I looked around and saw nothing but darkness all around except in the direction of town, where the hazy light from it shimmered in the falling rain. I sat there for a while thinking I just might get a glimpse, but I saw nothing. I rode back through the streets of Appaloosa, turning down one street and then another, and after a half-hour or so I rode back to Meserole’s.

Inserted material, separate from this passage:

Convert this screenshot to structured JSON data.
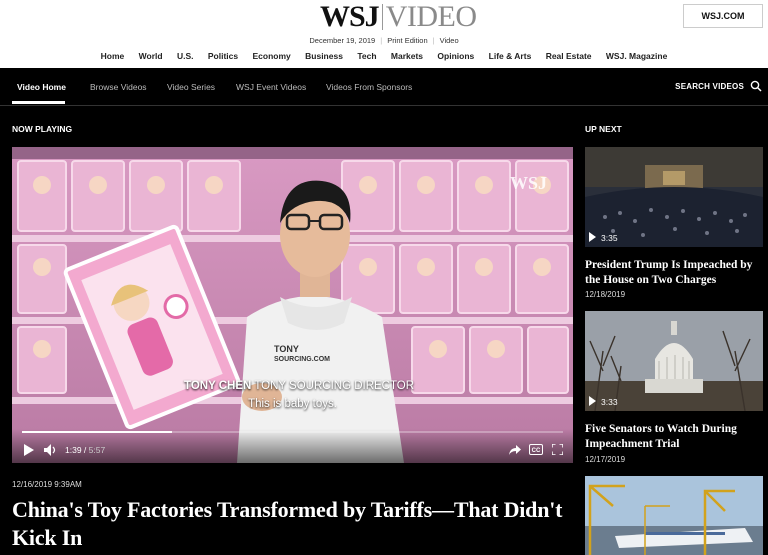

When I got back to the place there was already an ambulance parked out front. Two men who worked for the hospital were loading up one of the men as Doc Burris stood on the porch under the awning, puffing on his pipe.
“Everett,” Doc said.
“What do we got?”
“Two dead men,” he said.
I dismounted and tied the bay to the hitch.
“One was alive for a moment, but no longer.”
“Know who they are?”
Doc nodded.
“One we know is Meserole, the owner of this place,” Doc said. “Shot through the heart. Don’t know who the other man was.”
“He say anything?”
“Not that I know of. Virgil is in there right now trying to figure out who he is and what happened.”